Oleksii Pankratiev was a Ukrainian cameraman, one of the most celebrated masters of camerawork in VUFKU times.

He was born in Kyiv in a family of a military doctor.

In 1927, he graduated from the camerawork department of Odesa State Cinema Technical College. At the same time, in cooperation with the experienced Borys Zaveliev, he shot the film Taras Triasylo (1927).

Starting 1928, he worked at the newly constructed Kyiv Film Studio, where he shot films directed by Mykola Shpykovskyi, Self-Seeker (1929) and Bread (1930). He also filmed Mirabeau (1930) together with Yurii Tamarskyi and Joseph Rona, directed by Arnold Kordium.

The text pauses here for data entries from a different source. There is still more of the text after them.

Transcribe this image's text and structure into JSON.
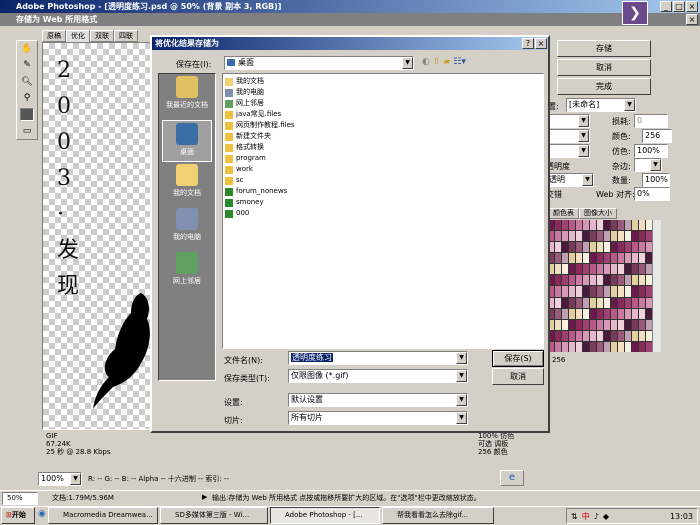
{
  "app": {
    "title": "Adobe Photoshop - [透明度练习.psd @ 50% (背景 副本 3, RGB)]"
  },
  "sfw": {
    "title": "存储为 Web 所用格式",
    "tabs": [
      "原稿",
      "优化",
      "双联",
      "四联"
    ],
    "buttons": {
      "save": "存储",
      "cancel": "取消",
      "done": "完成"
    },
    "settings": {
      "label": "设置:",
      "value": "[未命名]",
      "lossy_label": "损耗:",
      "lossy_value": "0",
      "colors_label": "颜色:",
      "colors_value": "256",
      "dither_label": "仿色:",
      "dither_value": "100%",
      "matte_label": "杂边:",
      "transparency_label": "透明度",
      "transparency_value": "透明",
      "amount_label": "数量:",
      "amount_value": "100%",
      "interlaced_label": "交错",
      "web_snap_label": "Web 对齐:",
      "web_snap_value": "0%"
    },
    "color_tabs": [
      "颜色表",
      "图像大小"
    ],
    "color_count": "256",
    "info": {
      "format": "GIF",
      "size": "67.24K",
      "time": "25 秒 @ 28.8 Kbps",
      "dither_pct": "100% 仿色",
      "palette": "可选 调板",
      "colors": "256 颜色"
    },
    "zoom": "100%",
    "readout": "R: -- G: -- B: -- Alpha -- 十六进制 -- 索引: --",
    "artwork_text": "2003·发现"
  },
  "dialog": {
    "title": "将优化结果存储为",
    "save_in_label": "保存在(I):",
    "save_in_value": "桌面",
    "places": [
      {
        "name": "我最近的文档",
        "color": "#e0c060"
      },
      {
        "name": "桌面",
        "color": "#3a6ea5"
      },
      {
        "name": "我的文档",
        "color": "#f0d070"
      },
      {
        "name": "我的电脑",
        "color": "#8090b0"
      },
      {
        "name": "网上邻居",
        "color": "#60a060"
      }
    ],
    "files": [
      {
        "name": "我的文档",
        "icon": "#f0d070"
      },
      {
        "name": "我的电脑",
        "icon": "#8090b0"
      },
      {
        "name": "网上邻居",
        "icon": "#60a060"
      },
      {
        "name": "java常见.files",
        "icon": "#f0c040"
      },
      {
        "name": "网页制作教程.files",
        "icon": "#f0c040"
      },
      {
        "name": "新建文件夹",
        "icon": "#f0c040"
      },
      {
        "name": "格式转换",
        "icon": "#f0c040"
      },
      {
        "name": "program",
        "icon": "#f0c040"
      },
      {
        "name": "work",
        "icon": "#f0c040"
      },
      {
        "name": "sc",
        "icon": "#f0c040"
      },
      {
        "name": "forum_nonews",
        "icon": "#2a8a2a"
      },
      {
        "name": "smoney",
        "icon": "#2a8a2a"
      },
      {
        "name": "000",
        "icon": "#2a8a2a"
      }
    ],
    "filename_label": "文件名(N):",
    "filename_value": "透明度练习",
    "filetype_label": "保存类型(T):",
    "filetype_value": "仅限图像 (*.gif)",
    "settings_label": "设置:",
    "settings_value": "默认设置",
    "slices_label": "切片:",
    "slices_value": "所有切片",
    "save_button": "保存(S)",
    "cancel_button": "取消"
  },
  "status": {
    "zoom": "50%",
    "doc": "文档:1.79M/5.96M",
    "hint": "输出:存储为 Web 所用格式 点按或拖移所要扩大的区域。在\"选项\"栏中更改缩放状态。"
  },
  "taskbar": {
    "start": "开始",
    "items": [
      "Macromedia Dreamwea...",
      "SD多媒体第三版 - Wi...",
      "Adobe Photoshop - [...",
      "帮我看看怎么去除gif..."
    ],
    "clock": "13:03",
    "ime": "中"
  }
}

During the reorganisation of Ukrainian cinema and its subordination to Moscow, from 1934 to 1941, he headed a research laboratory and a compositing department at Kyiv Film Studio.

Moreover, in the 1930s, Pankratiev lectured on camerawork at Kyiv Film Institute (1931-1932, 1935-1937).

As a cameraman, he worked on films Bohdan Khmelnytskyi (1941) by Ihor Savchenko, Alexander Parkhomenko (Олександр Пархоменко) (1942) by Leonid Lukov, Secret Agent by Borys Barnet (1947) and others.

After World War II, having returned from the evacuation, he combined the work of a chief cameraman and a specialist in compositing.

His post-war finale includes camerawork in Shelmenko the Valet (Шельменко-денщик) (1957) by Viktor Ivanov.

In 1960, he made the documentary about folk crafts Golden Hands (Золоті руки), which was co-directed with Oleksandr Nikolenko and Sergei Parajanov.